Amazon.co.uk Review
Built To Spill's third album,
Perfect From Now On, was the one that broke the back of Doug Martsch--to all intents and purposes, the man that is Built To Spill--over the knee of the music industry. After an ill-fated tour with the Foo Fighters, which proved that the pierced hordes of the post-grunge generation don't take easily to the subtleties of warm psychedelia, sun-flecked harmony and songs with 'cellos, he gave up on the spirit-crushing world tours, the bland press interviews and the brainless meet and greet merry-go-round.
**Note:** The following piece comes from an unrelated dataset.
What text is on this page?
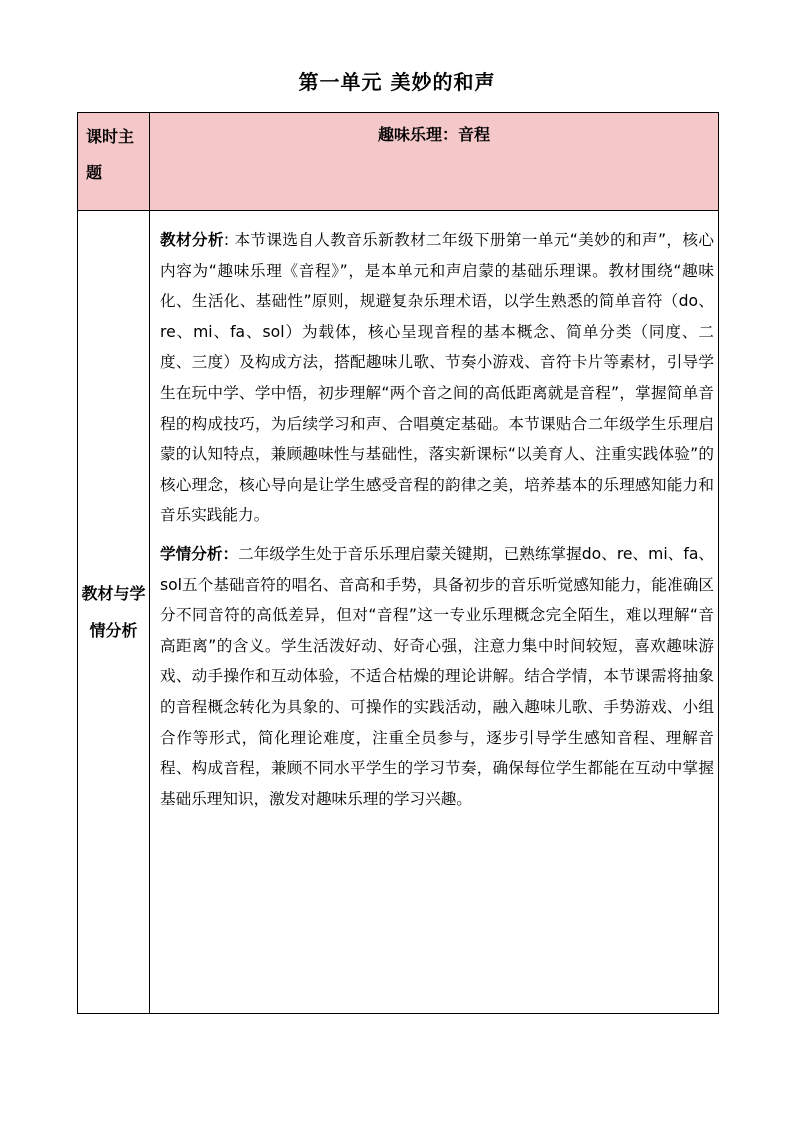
第一单元 美妙的和声
课时主题	趣味乐理：音程
教材与学情分析	教材分析: 本节课选自人教音乐新教材二年级下册第一单元“美妙的和声”，核心内容为“趣味乐理《音程》”，是本单元和声启蒙的基础乐理课。教材围绕“趣味化、生活化、基础性”原则，规避复杂乐理术语，以学生熟悉的简单音符（do、re、mi、fa、sol）为载体，核心呈现音程的基本概念、简单分类（同度、二度、三度）及构成方法，搭配趣味儿歌、节奏小游戏、音符卡片等素材，引导学生在玩中学、学中悟，初步理解“两个音之间的高低距离就是音程”，掌握简单音程的构成技巧，为后续学习和声、合唱奠定基础。本节课贴合二年级学生乐理启蒙的认知特点，兼顾趣味性与基础性，落实新课标“以美育人、注重实践体验”的核心理念，核心导向是让学生感受音程的韵律之美，培养基本的乐理感知能力和音乐实践能力。

学情分析：二年级学生处于音乐乐理启蒙关键期，已熟练掌握do、re、mi、fa、sol五个基础音符的唱名、音高和手势，具备初步的音乐听觉感知能力，能准确区分不同音符的高低差异，但对“音程”这一专业乐理概念完全陌生，难以理解“音高距离”的含义。学生活泼好动、好奇心强，注意力集中时间较短，喜欢趣味游戏、动手操作和互动体验，不适合枯燥的理论讲解。结合学情，本节课需将抽象的音程概念转化为具象的、可操作的实践活动，融入趣味儿歌、手势游戏、小组合作等形式，简化理论难度，注重全员参与，逐步引导学生感知音程、理解音程、构成音程，兼顾不同水平学生的学习节奏，确保每位学生都能在互动中掌握基础乐理知识，激发对趣味乐理的学习兴趣。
Martsch is alt-rock's Brian Wilson--and that's no fatuous comparison, in the face of the incandescent six-minute rock & roll ceremony of opener "Randy Describes Eternity", or the tirelessly inventive lo-fi psychedelic garage-rock of "Made Up Dreams".
Perfect From Now On is an obvious precursor to the modern-day Great American Psychedelic Rock records: the Flaming Lips'
The Soft Bulletin, Grandaddy's
The Sophtware Slump or Mercury Rev's
Deserter's Songs. --
Louis Pattison
From Amazon.com
Built to Spill's three previous indie releases (on C/Z, Up, and K) established a new pop standard, born from lo-fi experimentation, carefully crafted hooks, plaintive vocals, and brilliant, snaky guitar lines. For their major label debut,
Perfect from Now On, frontman Doug Martsch, who leads a revolving cast of musicians, has created his most ambitious album to date. Gone are the compact, simple ditties that characterized the band's recent recordings, replaced by the kind of longer epics that typified its C/Z debut,
Ultimate Alternative Wavers. The songs--some clocking in at eight or nine minutes in length--combine the laidback intensity of Pink Floyd and Neil Young with a Beatles-meet-Pavement modern, pop aesthetic. It's at once dreamy, spooky, and spine-tingling and if there's any truly unexplored territory in rock music, you can be sure Built to Spill are in the vanguard.